The truth is far more boring and far more professional. The York sisters are exactly where they should be: in the private sector, maintaining their own lives, and appearing only when family—not the state—requires it.
We are seeing the death of the "Royal as a Celebrity" and the birth of the "Royal as a Sovereign Functionary." If you’re looking for a star-studded cast at every church service, you’re looking for a reality show, not a government institution.
The Downside of Efficiency
I’ll be the first to admit the risk here. When you slim down an organization, you lose redundancy. If the core team is sidelined by illness—as we are seeing now—there is no "bench" to call up. The workload on the remaining members becomes unsustainable.
But the alternative is worse. A bloated monarchy is an easy target for abolitionists. A lean monarchy is a defensible one. By refusing to "activate" Beatrice and Eugenie for a few photo ops during a difficult season, the King is signaling that the roles of "Working Royal" are not participation trophies. They are specific, high-stakes jobs that cannot be filled by temporary substitutes.
Stop Asking for a Return to the Past
The public keeps asking, "Who will do the work?"
The real question is: "Does the work need to be done?"
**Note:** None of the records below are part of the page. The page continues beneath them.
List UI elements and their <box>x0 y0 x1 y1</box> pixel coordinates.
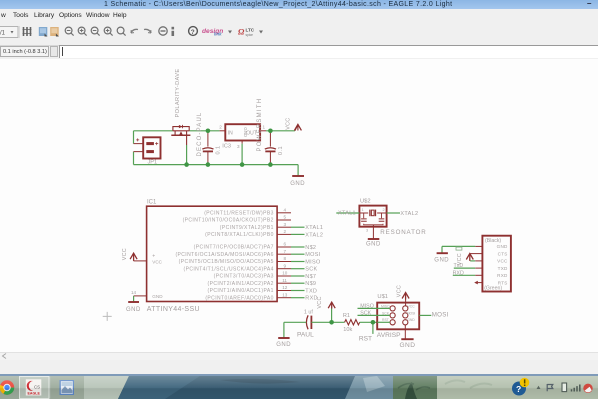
glass sheen <box>0 376 598 399</box>
svg-text:(PCINT11/RESET/DW)PB3: (PCINT11/RESET/DW)PB3 <box>204 210 274 216</box>
window title bar <box>0 0 598 9</box>
capacitor output 0.1 <box>265 131 276 165</box>
IC1 pin numbers <box>282 207 288 297</box>
resonator U$2 <box>359 198 426 236</box>
svg-text:IC1: IC1 <box>147 200 157 206</box>
svg-text:XTAL2: XTAL2 <box>305 232 323 238</box>
svg-text:N$7: N$7 <box>305 274 316 280</box>
wire regulator gnd down <box>241 144 243 165</box>
svg-text:R1: R1 <box>343 313 350 319</box>
toolbar <box>0 24 598 46</box>
wire JP1 pin2 vertical <box>133 152 135 165</box>
wire gnd to cap <box>284 321 306 323</box>
svg-text:TXD: TXD <box>305 289 317 295</box>
wallpaper patches under glass <box>0 376 598 399</box>
svg-text:GND: GND <box>434 257 449 263</box>
IC1 internal pin labels <box>175 210 273 301</box>
svg-text:13: 13 <box>282 292 288 297</box>
svg-text:RST: RST <box>382 318 389 322</box>
menu bar <box>0 9 598 24</box>
svg-text:IC3: IC3 <box>222 144 231 150</box>
svg-text:SCK: SCK <box>305 267 317 273</box>
svg-text:(PCINT4/T1/SCL/USCK/ADC4)PA4: (PCINT4/T1/SCL/USCK/ADC4)PA4 <box>183 266 273 272</box>
svg-text:MISO: MISO <box>360 304 374 310</box>
svg-text:(PCINT9/XTAL2)PB1: (PCINT9/XTAL2)PB1 <box>220 225 274 231</box>
svg-text:VCC: VCC <box>122 248 128 260</box>
stop icon <box>159 27 167 35</box>
svg-text:(PCINT5/OC1B/MISO/DO/ADC5)PA5: (PCINT5/OC1B/MISO/DO/ADC5)PA5 <box>179 259 274 265</box>
svg-text:MOSI: MOSI <box>407 311 416 315</box>
svg-text:IN: IN <box>228 130 233 136</box>
wire MOSI out of header <box>419 314 431 316</box>
wire mosfet gate to ground rail <box>186 145 188 165</box>
ground at resonator <box>372 227 374 239</box>
svg-text:PAUL: PAUL <box>297 331 314 338</box>
help icon <box>189 27 198 36</box>
svg-text:VCC: VCC <box>152 259 162 264</box>
layer icon blue <box>39 27 48 36</box>
svg-text:6: 6 <box>284 242 287 247</box>
svg-text:GND: GND <box>276 342 291 348</box>
svg-text:POWERSMITH: POWERSMITH <box>257 98 263 152</box>
wire XTAL1 stub left of resonator <box>336 212 359 214</box>
undo redo arrows <box>131 29 151 33</box>
svg-text:RXD: RXD <box>453 271 464 277</box>
transistor polarity mosfet <box>171 125 190 145</box>
svg-text:POLARITY-DAVE: POLARITY-DAVE <box>175 68 181 117</box>
svg-text:0.1: 0.1 <box>278 146 284 155</box>
svg-text:GND: GND <box>290 181 305 187</box>
header U$1 AVRISP <box>377 294 419 339</box>
IC1 net labels <box>305 225 323 302</box>
power VCC symbol at IC1 <box>130 253 137 261</box>
taskbar <box>0 376 598 399</box>
svg-text:XTAL1: XTAL1 <box>338 210 356 216</box>
capacitor PAUL 1uf <box>306 315 311 329</box>
eagle taskbar button active <box>20 377 50 399</box>
power VCC at AVRISP <box>405 300 407 307</box>
svg-text:CTS: CTS <box>498 251 508 256</box>
svg-text:3: 3 <box>366 228 368 232</box>
svg-text:+: + <box>152 253 155 259</box>
svg-text:14: 14 <box>131 290 137 295</box>
svg-text:(PCINT6/OC1A/SDA/MOSI/ADC6)PA6: (PCINT6/OC1A/SDA/MOSI/ADC6)PA6 <box>175 252 273 258</box>
print icon tan <box>50 27 59 36</box>
tray small icons <box>537 386 541 389</box>
junction dots RST rail <box>329 320 334 325</box>
ground symbol power <box>297 165 299 176</box>
svg-text:VCC: VCC <box>408 304 416 308</box>
svg-text:VCC: VCC <box>396 285 402 297</box>
svg-text:0.1: 0.1 <box>216 146 222 155</box>
svg-text:XTAL2: XTAL2 <box>400 211 418 217</box>
svg-text:RXD: RXD <box>497 273 508 278</box>
wire R1 to RST junction <box>360 321 378 323</box>
svg-text:MISO: MISO <box>381 304 390 308</box>
svg-text:SCK: SCK <box>382 311 390 315</box>
grid icon <box>23 27 32 36</box>
power VCC symbol <box>294 124 301 130</box>
wire JP1 pin1 vertical <box>133 131 135 144</box>
wire FTDI vcc <box>470 260 475 262</box>
IC1 VCC pin left <box>134 260 147 262</box>
svg-text:TXD: TXD <box>498 266 508 271</box>
svg-text:VCC: VCC <box>497 259 508 264</box>
svg-text:12: 12 <box>282 285 288 290</box>
svg-text:SCK: SCK <box>360 311 371 317</box>
ground symbol IC1 <box>128 301 139 303</box>
wire top rail left <box>134 130 173 132</box>
ground at AVRISP <box>404 325 406 339</box>
svg-text:AVRISP: AVRISP <box>377 332 401 339</box>
svg-text:3: 3 <box>284 222 287 227</box>
wire regulator out to vcc <box>266 130 295 132</box>
resistor R1 <box>345 320 360 325</box>
node origin cross <box>103 312 112 321</box>
power VCC at FTDI <box>466 254 473 261</box>
svg-text:(PCINT0/AREF/ADC0)PA0: (PCINT0/AREF/ADC0)PA0 <box>205 295 273 301</box>
svg-text:N$9: N$9 <box>305 281 316 287</box>
svg-text:RESONATOR: RESONATOR <box>380 229 426 236</box>
svg-text:11: 11 <box>282 278 287 283</box>
wire pin14 to gnd <box>133 296 135 302</box>
info icon <box>172 27 175 30</box>
svg-text:(Green): (Green) <box>484 286 502 292</box>
svg-text:U$1: U$1 <box>377 294 388 300</box>
ground symbol at PAUL <box>278 337 289 339</box>
svg-text:VCC: VCC <box>285 118 291 130</box>
capacitor DECO-PAUL <box>202 131 213 165</box>
svg-text:GND: GND <box>497 244 508 249</box>
sheet dropdown <box>0 27 18 38</box>
svg-text:(PCINT2/AIN1/ADC2)PA2: (PCINT2/AIN1/ADC2)PA2 <box>208 281 274 287</box>
svg-text:2: 2 <box>284 229 287 234</box>
svg-text:XTAL1: XTAL1 <box>305 225 323 231</box>
wire ground rail <box>134 164 299 166</box>
chrome icon <box>0 380 14 394</box>
tray help balloon <box>512 382 526 396</box>
svg-text:7: 7 <box>284 249 287 254</box>
svg-text:TxD: TxD <box>454 263 464 269</box>
IC1 right pin wires <box>291 227 305 298</box>
canvas <box>0 59 598 352</box>
wire RST label drop <box>372 322 374 334</box>
command bar <box>0 46 598 59</box>
svg-text:2: 2 <box>383 208 385 212</box>
svg-text:(PCINT1/AIN0/ADC1)PA1: (PCINT1/AIN0/ADC1)PA1 <box>208 288 274 294</box>
svg-text:MOSI: MOSI <box>305 252 320 258</box>
svg-text:RTS: RTS <box>498 280 508 285</box>
wire MISO into header <box>358 307 391 309</box>
svg-text:(PCINT3/T0/ADC3)PA3: (PCINT3/T0/ADC3)PA3 <box>214 274 274 280</box>
connector JP1 <box>134 137 161 158</box>
svg-text:(Black): (Black) <box>485 238 501 244</box>
scrollbar left arrow <box>3 354 7 359</box>
svg-text:1 uf: 1 uf <box>304 309 313 315</box>
svg-text:GND: GND <box>152 294 163 299</box>
wire cap to vcc junction <box>311 321 344 323</box>
svg-text:10: 10 <box>282 271 288 276</box>
magnifier icons <box>65 27 125 35</box>
svg-text:GND: GND <box>126 307 141 313</box>
wire SCK into header <box>358 314 391 316</box>
svg-text:DECO-PAUL: DECO-PAUL <box>197 112 203 157</box>
IC1 GND pin 14 <box>134 295 147 297</box>
wire FTDI rxd <box>453 274 475 276</box>
svg-text:MISO: MISO <box>305 260 321 266</box>
wire RST into header <box>377 321 390 323</box>
svg-text:N$2: N$2 <box>305 245 316 251</box>
svg-text:4: 4 <box>284 207 287 212</box>
svg-text:VCC: VCC <box>317 296 323 308</box>
svg-text:(PCINT8/XTAL1/CLKI)PB0: (PCINT8/XTAL1/CLKI)PB0 <box>205 232 274 238</box>
wire top rail mosfet to regulator <box>189 130 219 132</box>
svg-text:5: 5 <box>284 215 287 220</box>
svg-text:(PCINT10/INT0/OC0A/CKOUT)PB2: (PCINT10/INT0/OC0A/CKOUT)PB2 <box>183 218 274 224</box>
svg-text:RST: RST <box>359 336 372 343</box>
wire FTDI txd <box>454 267 475 269</box>
ground symbol FTDI <box>437 252 448 254</box>
connector FTDI (Black) <box>470 236 511 292</box>
svg-text:(PCINT7/ICP/OC0B/ADC7)PA7: (PCINT7/ICP/OC0B/ADC7)PA7 <box>194 245 274 251</box>
svg-text:8: 8 <box>284 256 287 261</box>
svg-text:ATTINY44-SSU: ATTINY44-SSU <box>147 306 200 313</box>
svg-text:GND: GND <box>243 127 248 137</box>
svg-text:GND: GND <box>400 342 416 349</box>
wire FTDI gnd <box>442 246 475 253</box>
svg-text:9: 9 <box>284 263 287 268</box>
image viewer button <box>60 380 75 395</box>
svg-text:JP1: JP1 <box>148 159 158 165</box>
svg-text:GND: GND <box>366 242 381 248</box>
svg-text:MOSI: MOSI <box>432 312 449 319</box>
wire XTAL2 stub right of resonator <box>387 212 400 214</box>
svg-text:3: 3 <box>237 144 240 149</box>
svg-text:U$2: U$2 <box>360 198 371 204</box>
junction dots power <box>184 129 272 167</box>
svg-text:10k: 10k <box>343 327 352 333</box>
svg-text:GND: GND <box>407 318 415 322</box>
op-amp regulator IC3 <box>220 124 266 144</box>
IC U1 ATTINY44 box <box>147 206 278 301</box>
IC1 right pin stubs <box>277 213 291 298</box>
svg-text:1: 1 <box>362 208 364 212</box>
net box on gnd wire <box>456 247 462 250</box>
power VCC at PAUL <box>331 309 333 323</box>
svg-text:2: 2 <box>219 125 222 130</box>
Does every regional plaque need a royal hand to unveil it? Does every charity gala need a Duke or Duchess to validate its existence? The answer is a resounding no. Charities and organizations are learning to stand on their own two feet without needing a royal "patron" to show up for thirty minutes and a photograph. This is a healthy evolution for British society.
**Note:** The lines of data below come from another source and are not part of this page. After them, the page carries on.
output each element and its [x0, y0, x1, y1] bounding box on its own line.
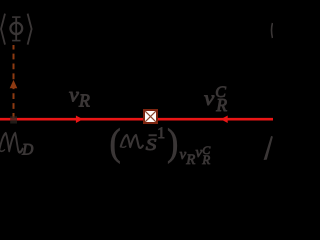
svg-text:(: (: [110, 121, 121, 164]
svg-text:D: D: [21, 142, 33, 159]
svg-text:R: R: [201, 152, 210, 167]
node: crossed box mass insertion: [144, 110, 157, 123]
svg-text:ν: ν: [69, 83, 79, 106]
svg-text:R: R: [78, 90, 90, 110]
svg-text:S: S: [146, 136, 157, 155]
arrow up: [10, 80, 18, 88]
label M_D: script M: [0, 133, 23, 152]
wire: fermion line: [0, 118, 273, 121]
arrow left nu_R^C: [221, 116, 228, 124]
svg-text:): ): [167, 121, 178, 164]
label M_D right-edge fragment: [264, 136, 273, 160]
wire: dashed vev line: [13, 45, 15, 119]
top-right bracket sliver: [272, 23, 273, 38]
svg-text:R: R: [215, 95, 227, 115]
node: vertex marker at vev junction: [10, 116, 17, 123]
svg-text:1: 1: [157, 125, 165, 142]
arrow right nu_R: [76, 116, 83, 124]
svg-text:ν: ν: [204, 86, 214, 110]
label MS: sup minus bar: [149, 134, 157, 136]
svg-text:R: R: [185, 152, 195, 168]
label MS: script M: [121, 135, 143, 148]
label vev <Phi>: [1, 14, 32, 45]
The "vanishing" royals aren't a sign of a dying institution. They are the sign of an institution that finally understands its own value proposition. The less we see of the extended family, the more weight the core members carry.
The empty seats at Easter weren't a failure. They were a statement of intent. The Firm is closed for renovation, and for the first time in a century, they aren't pretending otherwise.
Stop looking for the sisters in the pews and start looking at the balance sheet. The Monarchy is getting smaller because it’s getting smarter. If you can't handle a few empty chairs, you aren't ready for the future of the Crown.
The era of the "Celebrity Royal" is over. Welcome to the Era of the Executive.
Adapt or get left at the church gates.